Questions, mostly answered.

The ones that come up most. Anything not here, write, the studio reads everything.

How do I order a baptism set?

On the baptism set product page, fill out the customization form with the child’s name, the baptism date, and the patron saint. Add to cart and check out as usual. Lead time is four to six weeks. Each piece ships in a wooden gift box, ready to give. If you need it for a specific date, order at least eight weeks ahead.

Can I commission a piece for my parish?

Yes. Parish, school, and religious-order commissions are most of what the studio does outside the standing catalog. Anniversary tiles, holy water font sets, sacrament-gift programs, and patronal pieces are all welcome. Use the Wholesale and Parishes page to inquire.

What if my child’s patron saint isn’t in the dropdown?

Type the saint into the free-text field below the dropdown. The studio researches the traditional iconography for any saint requested, attributes, color, attendant symbols. For obscure saints, expect a personal note before painting begins so the iconography is right.

Is the gold real gold?

Yes. Gold luster is real gold suspended in a medium that bonds to the glaze in a third firing at lower temperature.

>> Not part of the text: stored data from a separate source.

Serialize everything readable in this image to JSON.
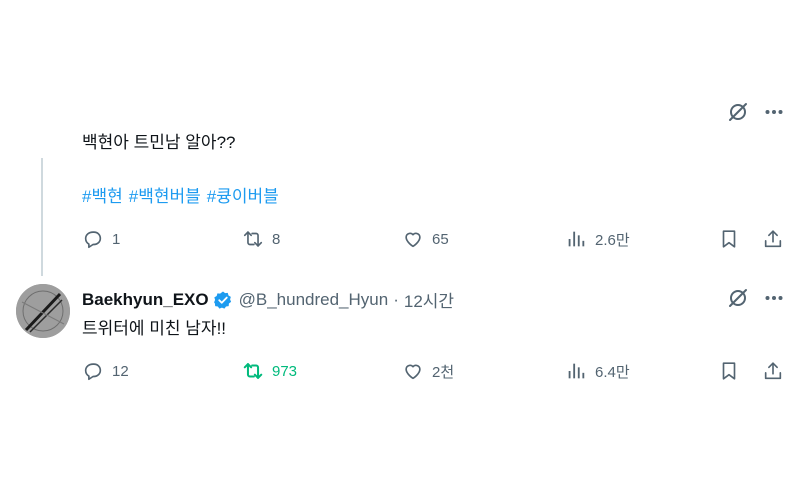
{
  "tweet1": {
    "text": "백현아 트민남 알아??",
    "hashtags": [
      "#백현",
      "#백현버블",
      "#큥이버블"
    ],
    "actions": {
      "replies": "1",
      "retweets": "8",
      "likes": "65",
      "views": "2.6만"
    }
  },
  "tweet2": {
    "display_name": "Baekhyun_EXO",
    "handle": "@B_hundred_Hyun",
    "separator": "·",
    "time": "12시간",
    "text": "트위터에 미친 남자!!",
    "actions": {
      "replies": "12",
      "retweets": "973",
      "likes": "2천",
      "views": "6.4만"
    }
  },
  "colors": {
    "text": "#0f1419",
    "secondary": "#536471",
    "link": "#1d9bf0",
    "retweet_active": "#00ba7c",
    "verified": "#1d9bf0",
    "thread_line": "#cfd9de"
  },
  "icons": [
    "grok-icon",
    "more-icon",
    "reply-icon",
    "retweet-icon",
    "like-icon",
    "views-icon",
    "bookmark-icon",
    "share-icon",
    "verified-badge-icon"
  ]
}
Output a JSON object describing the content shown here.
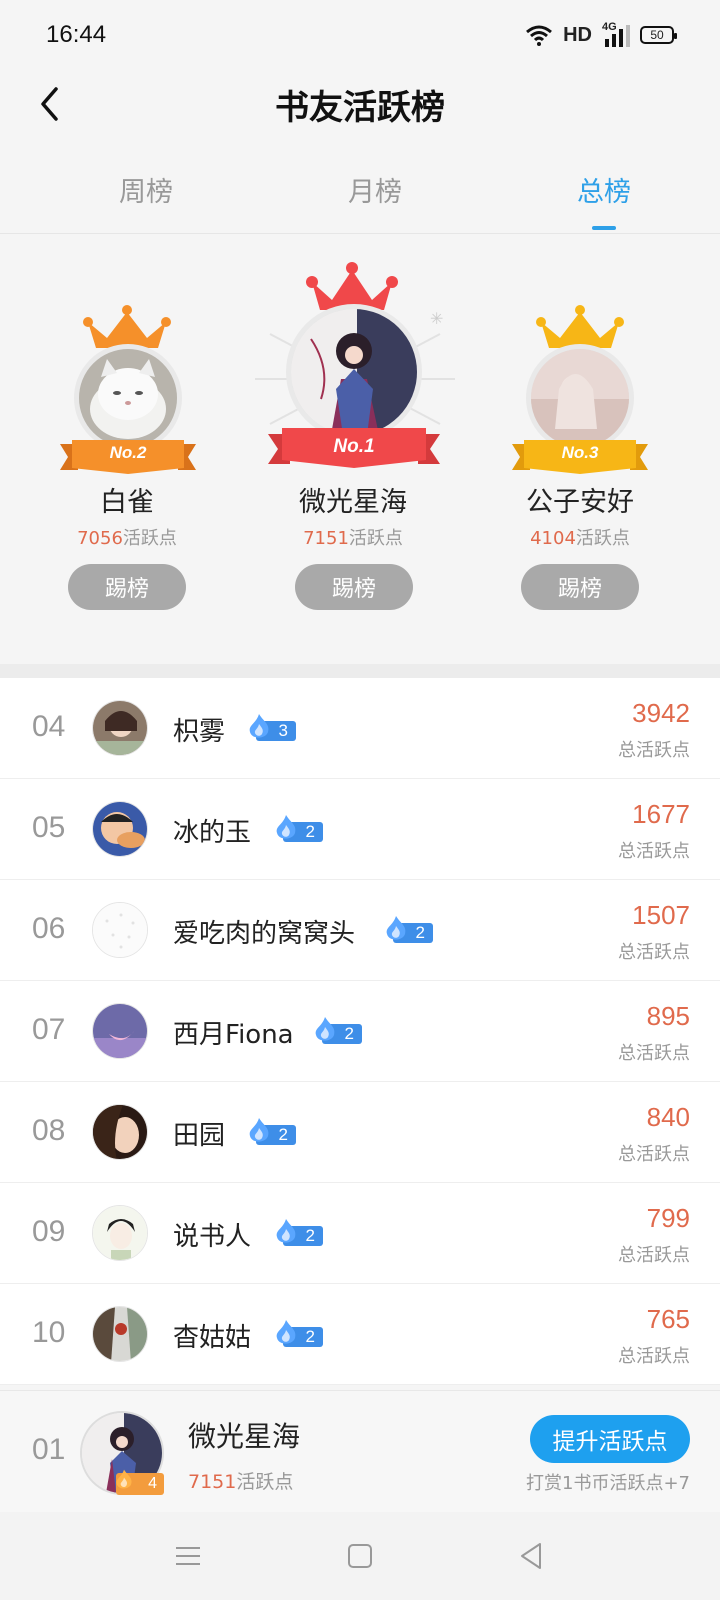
{
  "status": {
    "time": "16:44",
    "network": "HD",
    "cell": "4G",
    "battery": "50"
  },
  "header": {
    "title": "书友活跃榜",
    "back_icon": "chevron-left-icon"
  },
  "tabs": [
    {
      "label": "周榜",
      "active": false
    },
    {
      "label": "月榜",
      "active": false
    },
    {
      "label": "总榜",
      "active": true
    }
  ],
  "podium": {
    "first": {
      "rank_label": "No.1",
      "name": "微光星海",
      "points": "7151",
      "points_suffix": "活跃点",
      "button": "踢榜",
      "crown_color": "#f0484a"
    },
    "second": {
      "rank_label": "No.2",
      "name": "白雀",
      "points": "7056",
      "points_suffix": "活跃点",
      "button": "踢榜",
      "crown_color": "#f5902a"
    },
    "third": {
      "rank_label": "No.3",
      "name": "公子安好",
      "points": "4104",
      "points_suffix": "活跃点",
      "button": "踢榜",
      "crown_color": "#f7b616"
    }
  },
  "list": {
    "points_label": "总活跃点",
    "items": [
      {
        "rank": "04",
        "name": "枳雾",
        "level": "3",
        "points": "3942"
      },
      {
        "rank": "05",
        "name": "冰的玉",
        "level": "2",
        "points": "1677"
      },
      {
        "rank": "06",
        "name": "爱吃肉的窝窝头",
        "level": "2",
        "points": "1507"
      },
      {
        "rank": "07",
        "name": "西月Fiona",
        "level": "2",
        "points": "895"
      },
      {
        "rank": "08",
        "name": "田园",
        "level": "2",
        "points": "840"
      },
      {
        "rank": "09",
        "name": "说书人",
        "level": "2",
        "points": "799"
      },
      {
        "rank": "10",
        "name": "杳姑姑",
        "level": "2",
        "points": "765"
      }
    ]
  },
  "my_rank": {
    "rank": "01",
    "name": "微光星海",
    "level": "4",
    "points": "7151",
    "points_suffix": "活跃点",
    "boost_button": "提升活跃点",
    "hint": "打赏1书币活跃点+7"
  },
  "colors": {
    "accent": "#2ea0e8",
    "points": "#e06a4c",
    "boost": "#1ea0ef"
  }
}
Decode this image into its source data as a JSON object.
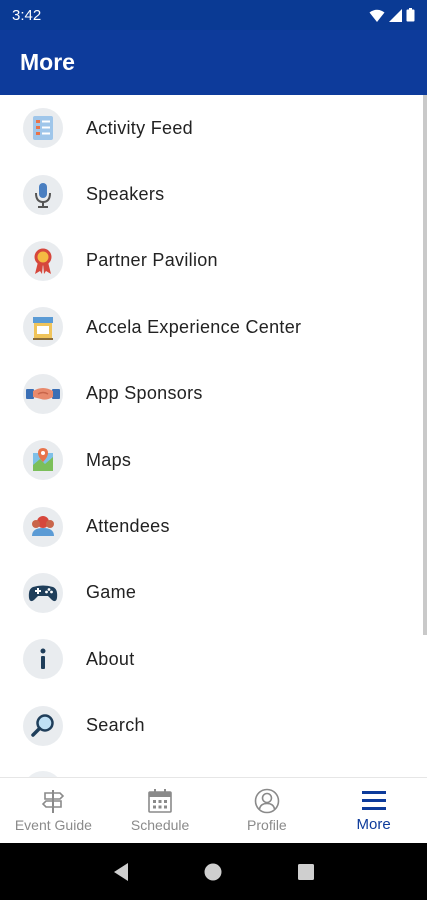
{
  "status_bar": {
    "time": "3:42"
  },
  "app_bar": {
    "title": "More"
  },
  "menu": {
    "items": [
      {
        "label": "Activity Feed",
        "icon": "activity-feed-icon"
      },
      {
        "label": "Speakers",
        "icon": "microphone-icon"
      },
      {
        "label": "Partner Pavilion",
        "icon": "ribbon-award-icon"
      },
      {
        "label": "Accela Experience Center",
        "icon": "storefront-icon"
      },
      {
        "label": "App Sponsors",
        "icon": "handshake-icon"
      },
      {
        "label": "Maps",
        "icon": "map-pin-icon"
      },
      {
        "label": "Attendees",
        "icon": "attendees-icon"
      },
      {
        "label": "Game",
        "icon": "gamepad-icon"
      },
      {
        "label": "About",
        "icon": "info-icon"
      },
      {
        "label": "Search",
        "icon": "magnifier-icon"
      }
    ]
  },
  "bottom_nav": {
    "items": [
      {
        "label": "Event Guide",
        "icon": "signpost-icon",
        "active": false
      },
      {
        "label": "Schedule",
        "icon": "calendar-icon",
        "active": false
      },
      {
        "label": "Profile",
        "icon": "profile-icon",
        "active": false
      },
      {
        "label": "More",
        "icon": "hamburger-menu-icon",
        "active": true
      }
    ]
  },
  "colors": {
    "primary": "#0d3b9b",
    "status_bar": "#0a3a94",
    "inactive_nav": "#8a8a8a",
    "icon_bg": "#e9ecef"
  }
}
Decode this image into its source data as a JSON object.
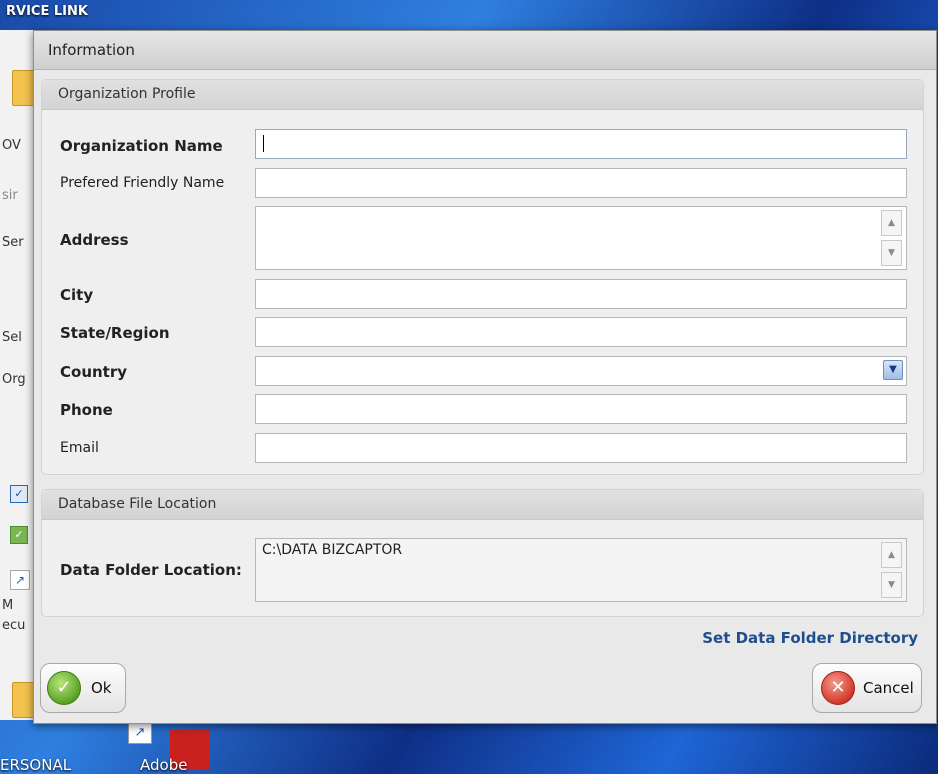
{
  "desktop": {
    "window_title_fragment": "RVICE LINK",
    "left_fragments": [
      "OV",
      "sir",
      "Ser",
      "Sel",
      "Org",
      "M",
      "ecu"
    ],
    "taskbar_labels": [
      "ERSONAL",
      "Adobe"
    ]
  },
  "dialog": {
    "title": "Information",
    "organization_profile": {
      "header": "Organization Profile",
      "fields": {
        "organization_name": {
          "label": "Organization Name",
          "value": ""
        },
        "friendly_name": {
          "label": "Prefered Friendly Name",
          "value": ""
        },
        "address": {
          "label": "Address",
          "value": ""
        },
        "city": {
          "label": "City",
          "value": ""
        },
        "state_region": {
          "label": "State/Region",
          "value": ""
        },
        "country": {
          "label": "Country",
          "value": ""
        },
        "phone": {
          "label": "Phone",
          "value": ""
        },
        "email": {
          "label": "Email",
          "value": ""
        }
      }
    },
    "database": {
      "header": "Database File Location",
      "data_folder_label": "Data Folder Location:",
      "data_folder_value": "C:\\DATA BIZCAPTOR"
    },
    "set_folder_link": "Set Data Folder Directory",
    "buttons": {
      "ok_label": "Ok",
      "cancel_label": "Cancel"
    },
    "icons": {
      "ok": "checkmark-icon",
      "cancel": "close-x-icon",
      "scroll_up": "arrow-up-icon",
      "scroll_down": "arrow-down-icon",
      "dropdown": "chevron-down-icon"
    },
    "colors": {
      "link": "#1f4e8c",
      "ok_icon": "#58a325",
      "cancel_icon": "#d23a2a"
    }
  }
}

It is the same technique the Eastern icon tradition has used for a thousand years. See the care page for how to live with gold-luster pieces.

Are the pieces blessed?

No. The studio does not bless pieces, that belongs to a priest. Many parishes will bless a holy water font or a sacramental tile after Mass; bring the piece to your priest.

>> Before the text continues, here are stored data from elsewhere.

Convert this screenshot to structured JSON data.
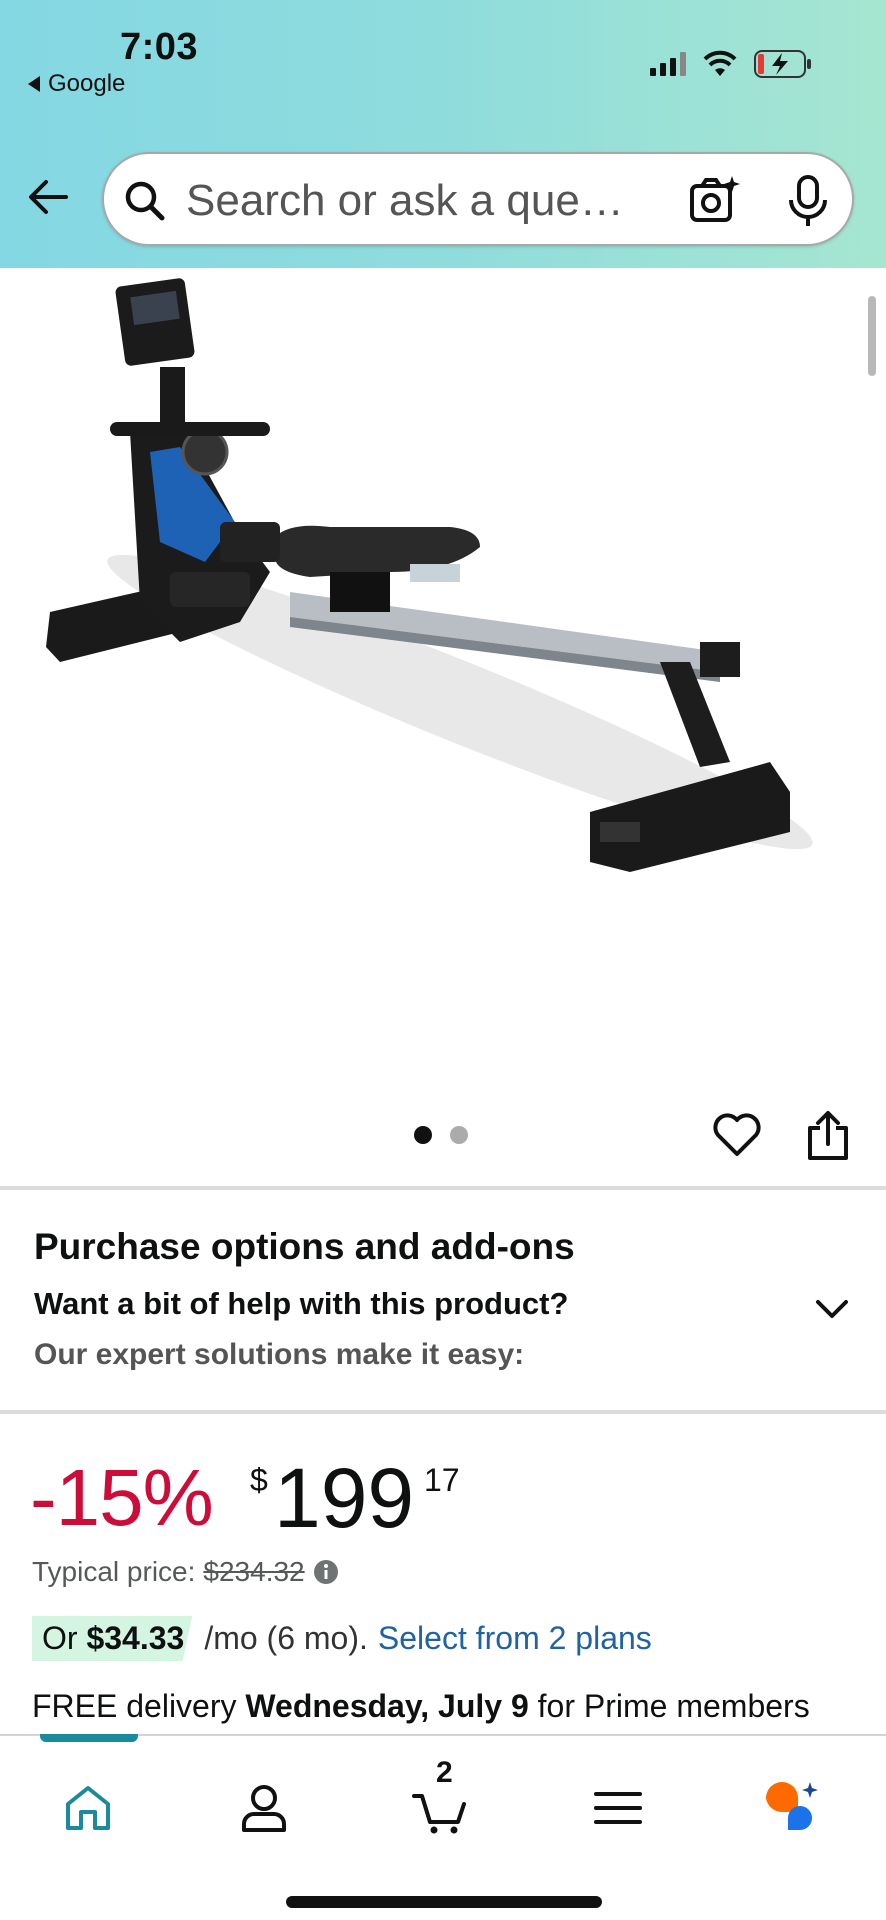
{
  "status_bar": {
    "time": "7:03",
    "back_app": "Google"
  },
  "search": {
    "placeholder": "Search or ask a que…"
  },
  "carousel": {
    "image_count": 2,
    "active_index": 0
  },
  "purchase_options": {
    "title": "Purchase options and add-ons",
    "subtitle": "Want a bit of help with this product?",
    "note": "Our expert solutions make it easy:"
  },
  "price": {
    "discount": "-15%",
    "currency": "$",
    "whole": "199",
    "fraction": "17",
    "typical_label": "Typical price:",
    "typical_value": "$234.32"
  },
  "installment": {
    "prefix": "Or",
    "amount": "$34.33",
    "rest": "/mo (6 mo).",
    "link": "Select from 2 plans"
  },
  "delivery": {
    "prefix": "FREE delivery",
    "date": "Wednesday, July 9",
    "suffix": "for Prime members"
  },
  "nav": {
    "cart_count": "2",
    "active": "home"
  },
  "colors": {
    "discount": "#cc0c39",
    "link": "#2162a1",
    "nav_accent": "#1b8a9c",
    "installment_bg": "#d5f5e3"
  }
}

1962 calendar or modern Roman calendar?

The studio works with both. The liturgical calendar page defaults to 1962 with a toggle to the modern calendar. For a feast-day gift or a parish piece, tell the studio which calendar applies to your saint or feast and the date will follow it.

Why is handmade pottery more than a printed tile?

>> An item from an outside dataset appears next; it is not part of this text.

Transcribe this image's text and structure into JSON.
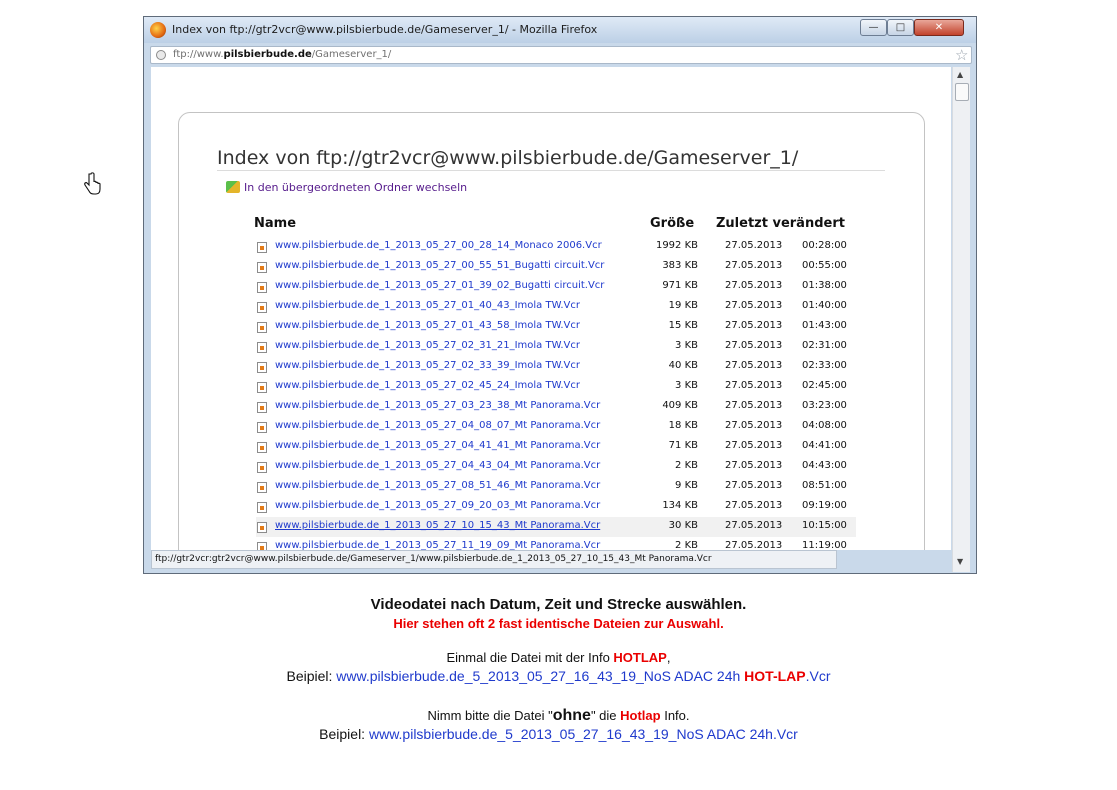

Because it is made differently. The clay is mixed in the studio, the form is pressed or thrown, the iconography is drawn and painted by hand from source images, and the piece is fired two or three times. There are no decals, no sublimation, no screens. A tile from this studio is meant to last a hundred years and read as sacred art the whole time. See the tradition.

Do you ship internationally?

Not from the site, not yet. Pottery is heavy, fragile, and international customs is its own world. Write if you are outside the United States and the studio will quote shipping directly.

Where does the name “Mudfyre” come from?

Two things a kiln cares about, spelled the way they got spelled. That is the whole story.